Die beklagten Parteien sind schuldig, der klagenden Partei die mit EUR 813,24 (darin enthalten EUR 135,54 USt) bestimmten Kosten des Berufungs- und des Revisionsverfahrens binnen 14 Tagen zu ersetzen.
Text
Entscheidungsgründe:
Die Klägerin und ihre Freundin arbeiteten bereits auf der Grazer Herbstmesse für die beiden Beklagten. Zu dieser Zeit vereinbarten sie gemeinsam eine Tätigkeit auf dem Adventmarkt im Leoben für den Zeitraum von 1. bis 23. 12. 2000, bei der sie als Schankgehilfen einen Weihnachtsverkaufsstand bzw eine Weihnachtshütte betreiben sollten. Nach dem anzuwendenden Kollektivvertrag für Handelsarbeiter gebührt ihnen ein Stundenlohn von S 82 brutto. Auch eine weitere Freundin sollte am Advenmarkt mitarbeiten. Als Dienstzeiten waren grundsätzlich 10 bis 19 Uhr fallweise 19.30 Uhr vereinbart. Die Arbeitseinteilung wurde von den Beklagten den Arbeitnehmerinnen mit dem Vorbehalt überlassen, dass die Sache funktionieren müsse. Die Beklagten schulten dann die Klägerin und ihre Freundin am 1. 12. 2000 im Zusammenhang mit dem Aufbau der Adventhütte ein. Sie sollten gemeinsam die Hütte und der Zweitbeklagte den Glühweinkessel vor der Hütte betreuen. Schon während der Einschulung gab es die ersten Beschimpfungen durch die Erstbeklagte, die ihnen vorwarf, dass sie nichts könnten, “deppert" seien und ähnliches. Der Zweitbeklagte verließ immer wieder stundenweise seinen Arbeitsplatz, sodass die beiden Freundinnen mit ihrer Arbeit fast nicht “zusammengekommen" sind und diese auch nicht um 19.30 Uhr, sondern erst um 20.15 Uhr beenden konnten.

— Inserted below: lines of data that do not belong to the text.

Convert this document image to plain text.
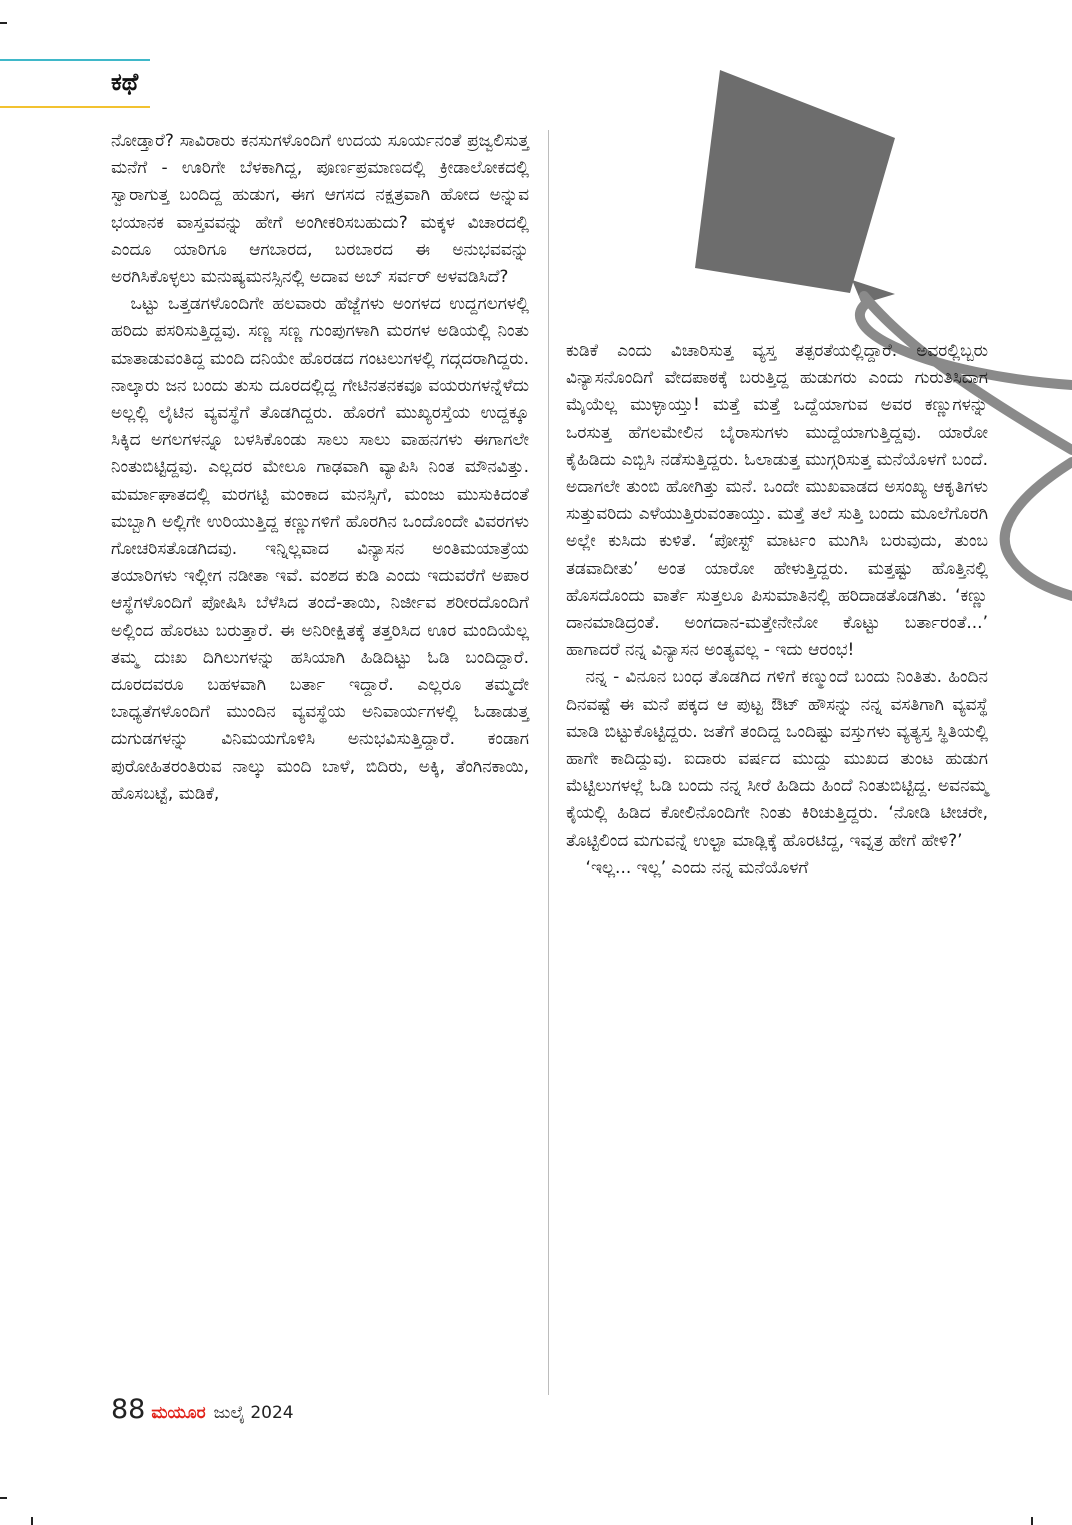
ಕಥೆ

ನೋಡ್ತಾರೆ? ಸಾವಿರಾರು ಕನಸುಗಳೊಂದಿಗೆ ಉದಯ ಸೂರ್ಯನಂತೆ ಪ್ರಜ್ವಲಿಸುತ್ತ ಮನೆಗೆ - ಊರಿಗೇ ಬೆಳಕಾಗಿದ್ದ, ಪೂರ್ಣಪ್ರಮಾಣದಲ್ಲಿ ಕ್ರೀಡಾಲೋಕದಲ್ಲಿ ಸ್ವಾರಾಗುತ್ತ ಬಂದಿದ್ದ ಹುಡುಗ, ಈಗ ಆಗಸದ ನಕ್ಷತ್ರವಾಗಿ ಹೋದ ಅನ್ನುವ ಭಯಾನಕ ವಾಸ್ತವವನ್ನು ಹೇಗೆ ಅಂಗೀಕರಿಸಬಹುದು? ಮಕ್ಕಳ ವಿಚಾರದಲ್ಲಿ ಎಂದೂ ಯಾರಿಗೂ ಆಗಬಾರದ, ಬರಬಾರದ ಈ ಅನುಭವವನ್ನು ಅರಗಿಸಿಕೊಳ್ಳಲು ಮನುಷ್ಯಮನಸ್ಸಿನಲ್ಲಿ ಅದಾವ ಅಬ್ ಸರ್ವರ್ ಅಳವಡಿಸಿದೆ?

ಒಟ್ಟು ಒತ್ತಡಗಳೊಂದಿಗೇ ಹಲವಾರು ಹೆಜ್ಜೆಗಳು ಅಂಗಳದ ಉದ್ದಗಲಗಳಲ್ಲಿ ಹರಿದು ಪಸರಿಸುತ್ತಿದ್ದವು. ಸಣ್ಣ ಸಣ್ಣ ಗುಂಪುಗಳಾಗಿ ಮರಗಳ ಅಡಿಯಲ್ಲಿ ನಿಂತು ಮಾತಾಡುವಂತಿದ್ದ ಮಂದಿ ದನಿಯೇ ಹೊರಡದ ಗಂಟಲುಗಳಲ್ಲಿ ಗದ್ಗದರಾಗಿದ್ದರು. ನಾಲ್ಕಾರು ಜನ ಬಂದು ತುಸು ದೂರದಲ್ಲಿದ್ದ ಗೇಟಿನತನಕವೂ ವಯರುಗಳನ್ನೆಳೆದು ಅಲ್ಲಲ್ಲಿ ಲೈಟಿನ ವ್ಯವಸ್ಥೆಗೆ ತೊಡಗಿದ್ದರು. ಹೊರಗೆ ಮುಖ್ಯರಸ್ತೆಯ ಉದ್ದಕ್ಕೂ ಸಿಕ್ಕಿದ ಅಗಲಗಳನ್ನೂ ಬಳಸಿಕೊಂಡು ಸಾಲು ಸಾಲು ವಾಹನಗಳು ಈಗಾಗಲೇ ನಿಂತುಬಿಟ್ಟಿದ್ದವು. ಎಲ್ಲದರ ಮೇಲೂ ಗಾಢವಾಗಿ ವ್ಯಾಪಿಸಿ ನಿಂತ ಮೌನವಿತ್ತು. ಮರ್ಮಾಘಾತದಲ್ಲಿ ಮರಗಟ್ಟಿ ಮಂಕಾದ ಮನಸ್ಸಿಗೆ, ಮಂಜು ಮುಸುಕಿದಂತೆ ಮಬ್ಬಾಗಿ ಅಲ್ಲಿಗೇ ಉರಿಯುತ್ತಿದ್ದ ಕಣ್ಣುಗಳಿಗೆ ಹೊರಗಿನ ಒಂದೊಂದೇ ವಿವರಗಳು ಗೋಚರಿಸತೊಡಗಿದವು. ಇನ್ನಿಲ್ಲವಾದ ವಿನ್ಯಾಸನ ಅಂತಿಮಯಾತ್ರೆಯ ತಯಾರಿಗಳು ಇಲ್ಲೀಗ ನಡೀತಾ ಇವೆ. ವಂಶದ ಕುಡಿ ಎಂದು ಇದುವರೆಗೆ ಅಪಾರ ಆಸ್ಥೆಗಳೊಂದಿಗೆ ಪೋಷಿಸಿ ಬೆಳೆಸಿದ ತಂದೆ-ತಾಯಿ, ನಿರ್ಜೀವ ಶರೀರದೊಂದಿಗೆ ಅಲ್ಲಿಂದ ಹೊರಟು ಬರುತ್ತಾರೆ. ಈ ಅನಿರೀಕ್ಷಿತಕ್ಕೆ ತತ್ತರಿಸಿದ ಊರ ಮಂದಿಯೆಲ್ಲ ತಮ್ಮ ದುಃಖ ದಿಗಿಲುಗಳನ್ನು ಹಸಿಯಾಗಿ ಹಿಡಿದಿಟ್ಟು ಓಡಿ ಬಂದಿದ್ದಾರೆ. ದೂರದವರೂ ಬಹಳವಾಗಿ ಬರ್ತಾ ಇದ್ದಾರೆ. ಎಲ್ಲರೂ ತಮ್ಮದೇ ಬಾಧ್ಯತೆಗಳೊಂದಿಗೆ ಮುಂದಿನ ವ್ಯವಸ್ಥೆಯ ಅನಿವಾರ್ಯಗಳಲ್ಲಿ ಓಡಾಡುತ್ತ ದುಗುಡಗಳನ್ನು ವಿನಿಮಯಗೊಳಿಸಿ ಅನುಭವಿಸುತ್ತಿದ್ದಾರೆ. ಕಂಡಾಗ ಪುರೋಹಿತರಂತಿರುವ ನಾಲ್ಕು ಮಂದಿ ಬಾಳೆ, ಬಿದಿರು, ಅಕ್ಕಿ, ತೆಂಗಿನಕಾಯಿ, ಹೊಸಬಟ್ಟೆ, ಮಡಿಕೆ,

ಕುಡಿಕೆ ಎಂದು ವಿಚಾರಿಸುತ್ತ ವ್ಯಸ್ತ ತತ್ಪರತೆಯಲ್ಲಿದ್ದಾರೆ. ಅವರಲ್ಲಿಬ್ಬರು ವಿನ್ಯಾಸನೊಂದಿಗೆ ವೇದಪಾಠಕ್ಕೆ ಬರುತ್ತಿದ್ದ ಹುಡುಗರು ಎಂದು ಗುರುತಿಸಿದಾಗ ಮೈಯೆಲ್ಲ ಮುಳ್ಳಾಯ್ತು! ಮತ್ತೆ ಮತ್ತೆ ಒದ್ದೆಯಾಗುವ ಅವರ ಕಣ್ಣುಗಳನ್ನು ಒರಸುತ್ತ ಹೆಗಲಮೇಲಿನ ಬೈರಾಸುಗಳು ಮುದ್ದೆಯಾಗುತ್ತಿದ್ದವು. ಯಾರೋ ಕೈಹಿಡಿದು ಎಬ್ಬಿಸಿ ನಡೆಸುತ್ತಿದ್ದರು. ಓಲಾಡುತ್ತ ಮುಗ್ಗರಿಸುತ್ತ ಮನೆಯೊಳಗೆ ಬಂದೆ. ಅದಾಗಲೇ ತುಂಬಿ ಹೋಗಿತ್ತು ಮನೆ. ಒಂದೇ ಮುಖವಾಡದ ಅಸಂಖ್ಯ ಆಕೃತಿಗಳು ಸುತ್ತುವರಿದು ಎಳೆಯುತ್ತಿರುವಂತಾಯ್ತು. ಮತ್ತೆ ತಲೆ ಸುತ್ತಿ ಬಂದು ಮೂಲೆಗೊರಗಿ ಅಲ್ಲೇ ಕುಸಿದು ಕುಳಿತೆ. ‘ಪೋಸ್ಟ್ ಮಾರ್ಟಂ ಮುಗಿಸಿ ಬರುವುದು, ತುಂಬ ತಡವಾದೀತು’ ಅಂತ ಯಾರೋ ಹೇಳುತ್ತಿದ್ದರು. ಮತ್ತಷ್ಟು ಹೊತ್ತಿನಲ್ಲಿ ಹೊಸದೊಂದು ವಾರ್ತೆ ಸುತ್ತಲೂ ಪಿಸುಮಾತಿನಲ್ಲಿ ಹರಿದಾಡತೊಡಗಿತು. ‘ಕಣ್ಣು ದಾನಮಾಡಿದ್ರಂತೆ. ಅಂಗದಾನ-ಮತ್ತೇನೇನೋ ಕೊಟ್ಟು ಬರ್ತಾರಂತೆ...’ ಹಾಗಾದರೆ ನನ್ನ ವಿನ್ಯಾಸನ ಅಂತ್ಯವಲ್ಲ - ಇದು ಆರಂಭ!

ನನ್ನ - ವಿನೂನ ಬಂಧ ತೊಡಗಿದ ಗಳಿಗೆ ಕಣ್ಮುಂದೆ ಬಂದು ನಿಂತಿತು. ಹಿಂದಿನ ದಿನವಷ್ಟೆ ಈ ಮನೆ ಪಕ್ಕದ ಆ ಪುಟ್ಟ ಔಟ್ ಹೌಸನ್ನು ನನ್ನ ವಸತಿಗಾಗಿ ವ್ಯವಸ್ಥೆ ಮಾಡಿ ಬಿಟ್ಟುಕೊಟ್ಟಿದ್ದರು. ಜತೆಗೆ ತಂದಿದ್ದ ಒಂದಿಷ್ಟು ವಸ್ತುಗಳು ವ್ಯತ್ಯಸ್ತ ಸ್ಥಿತಿಯಲ್ಲಿ ಹಾಗೇ ಕಾದಿದ್ದುವು. ಐದಾರು ವರ್ಷದ ಮುದ್ದು ಮುಖದ ತುಂಟ ಹುಡುಗ ಮೆಟ್ಟಿಲುಗಳಲ್ಲೆ ಓಡಿ ಬಂದು ನನ್ನ ಸೀರೆ ಹಿಡಿದು ಹಿಂದೆ ನಿಂತುಬಿಟ್ಟಿದ್ದ. ಅವನಮ್ಮ ಕೈಯಲ್ಲಿ ಹಿಡಿದ ಕೋಲಿನೊಂದಿಗೇ ನಿಂತು ಕಿರಿಚುತ್ತಿದ್ದರು. ‘ನೋಡಿ ಟೀಚರೇ, ತೊಟ್ಟಿಲಿಂದ ಮಗುವನ್ನೆ ಉಲ್ಟಾ ಮಾಡ್ಲಿಕ್ಕೆ ಹೊರಟಿದ್ದ, ಇವ್ನತ್ರ ಹೇಗೆ ಹೇಳಿ?’

‘ಇಲ್ಲ... ಇಲ್ಲ’ ಎಂದು ನನ್ನ ಮನೆಯೊಳಗೆ

88 ಮಯೂರ ಜುಲೈ 2024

Ähnliches ereignete sich am darauf folgenden Tag, wobei der Zweibeklagte nach seinen regelmäßigen Abwesenheiten von der Adventhütte immer betrunkener zurück kam. Als die Freundinnen dann um
20.30 Uhr die Adventhütte zusperren wollten, rief der Zweitbeklagte die Erstbeklagte an und übergab sofort den Hörer an die Freundin der Klägerin. Die Erstbeklagte begann sofort wieder ihre Beschimpfungen und fragte, ob die Klägerin und ihre Freundin “komplett vertrottelt" seien. Auf den Einwurf, dass kein Rum und kein Knoblauch mehr da sei, sagte die Erstbeklagte, dass die Klägerin und ihre Freundin zu dumm seien, zu dumm fürs arbeiten, nur Volksschulniveau hätten und überhaupt nicht studieren dürften und auch für das Studieren zu blöd seien.
Nach diesem Telefonat kamen die Freundinnen überein, unter diesen Umständen nicht weiter arbeiten zu wollen und teilten dies auch dem Zweitbeklagten mit. Sie verlangten, dass es ab nun keine Beschimpfungen mehr geben dürfe und sie ordentliche behandelt würden, sowie dass der Zweitbeklagte pünktlich am Adventstand erscheint. Am nächsten Tag wollten sie es noch einmal “versuchen". Damit war der Zweitbeklagte einverstanden.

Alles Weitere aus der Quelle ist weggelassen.